Fellow Christian; let the work begin in your own bosom! Call upon the Lord to arouse your drowsy soul. Why stand you idle? The future is the time for rest,-the present for action. "In this theatre of man's life, it is reserved only for God and his angels to be lookers-on." Up, then, and seek to compass life's great end. Go work in the Lord's vineyard. He will soon call you to your account. The Judge standeth at the door. The throne will be set. The books will soon be opened, and men's destiny sealed up forever. "Behold, I come quickly; and my reward is with me, to give every man according as his work shall be."
Have you no spirit for his service? Is your heart cold, and dead? Then take it to Christ.

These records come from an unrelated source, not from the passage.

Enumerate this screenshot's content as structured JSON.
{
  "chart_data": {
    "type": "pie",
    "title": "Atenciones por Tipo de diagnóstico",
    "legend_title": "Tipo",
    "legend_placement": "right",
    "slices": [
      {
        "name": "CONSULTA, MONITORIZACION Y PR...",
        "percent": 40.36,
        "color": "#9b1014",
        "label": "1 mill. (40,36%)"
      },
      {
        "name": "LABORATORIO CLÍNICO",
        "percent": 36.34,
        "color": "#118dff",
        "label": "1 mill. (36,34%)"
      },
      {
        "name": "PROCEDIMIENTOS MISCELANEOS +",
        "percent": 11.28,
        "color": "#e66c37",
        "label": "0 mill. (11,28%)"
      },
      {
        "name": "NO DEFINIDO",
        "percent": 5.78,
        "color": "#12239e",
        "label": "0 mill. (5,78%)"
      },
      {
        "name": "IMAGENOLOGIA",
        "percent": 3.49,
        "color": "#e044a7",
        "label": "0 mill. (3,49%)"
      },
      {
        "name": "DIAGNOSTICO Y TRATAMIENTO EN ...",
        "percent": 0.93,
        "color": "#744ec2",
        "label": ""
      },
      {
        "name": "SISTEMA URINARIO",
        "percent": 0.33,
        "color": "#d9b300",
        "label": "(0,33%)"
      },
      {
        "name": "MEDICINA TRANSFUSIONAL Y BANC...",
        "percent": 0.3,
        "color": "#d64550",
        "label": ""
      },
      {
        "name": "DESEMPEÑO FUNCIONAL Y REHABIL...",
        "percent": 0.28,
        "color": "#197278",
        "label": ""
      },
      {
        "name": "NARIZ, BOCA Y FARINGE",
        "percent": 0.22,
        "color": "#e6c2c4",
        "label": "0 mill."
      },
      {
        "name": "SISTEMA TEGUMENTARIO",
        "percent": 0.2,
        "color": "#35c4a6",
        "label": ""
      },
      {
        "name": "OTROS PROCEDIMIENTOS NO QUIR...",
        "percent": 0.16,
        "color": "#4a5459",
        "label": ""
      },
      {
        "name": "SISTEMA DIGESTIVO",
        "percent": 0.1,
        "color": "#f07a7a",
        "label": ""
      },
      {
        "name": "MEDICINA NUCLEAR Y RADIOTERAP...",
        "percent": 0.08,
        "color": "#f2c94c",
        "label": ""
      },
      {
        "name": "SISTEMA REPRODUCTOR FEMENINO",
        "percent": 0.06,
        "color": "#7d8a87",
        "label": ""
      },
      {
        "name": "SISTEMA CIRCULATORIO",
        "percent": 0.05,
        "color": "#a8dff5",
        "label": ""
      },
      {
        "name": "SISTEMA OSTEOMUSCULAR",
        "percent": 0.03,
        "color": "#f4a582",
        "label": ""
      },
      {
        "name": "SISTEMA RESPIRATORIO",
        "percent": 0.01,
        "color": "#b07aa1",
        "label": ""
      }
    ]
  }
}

"None but a bath of blood divine Can melt the flint away."
Repair again to Calvary, where your heart was first melted. You cannot linger amid the scenes of the crucifixion, and remain unaffected. The Pilgrim in his journey to the Celestial City, saw a cross, and stood still and wondered. He stood and looked, and looked again, "till the springs that were in his head, sent the waters down his cheeks." Draw near, that you may behold a suffering Jesus. Gaze upon that countenance that had borne no other look than that of benevolence. What agony is now depicted! Look again. See those hands, that had been filled only with benefits for men,-that had fed the hungry, opened blind eyes, and ministered healing mercies to the sick,-see them now pierced through with cruel nails! Look again. See those feet, that had borne him up and down, throughout the length and breadth of the land on errands of mercy, now spiked to the wood! And again. See that majestic brow, that had been ever radiant with more than a brother's compassion,-see it now all besprinkled and dripping with blood!
"See from his head, his hands, his feet, Sorrow and love flow mingled down!"
Look, if you can, still once again. There is that heart, that throbbed with more than a mother's affection,-is it not enough that it has been crushed, till it can beat no more? No, it must bleed! See! they have pierced it with a spear! His heart's blood is pouring forth! And for what? Wherefore all this?
"Was it for crimes that I had done, He groaned upon the tree?"
Yes, for you, my brother, all this for you! Surely must such love warm into life the best affections of your soul. Surely must it constrain you to make such returns as lie in your power, by putting forth every possible effort to save those for whom Christ died. And thus yourself revived, encourage this same spirit among your brethren; nor cease, at the mercy-seat of the Everlasting Father, to urge, with the faithful of the earth, the earnest cry, "O Lord, revive thy work!"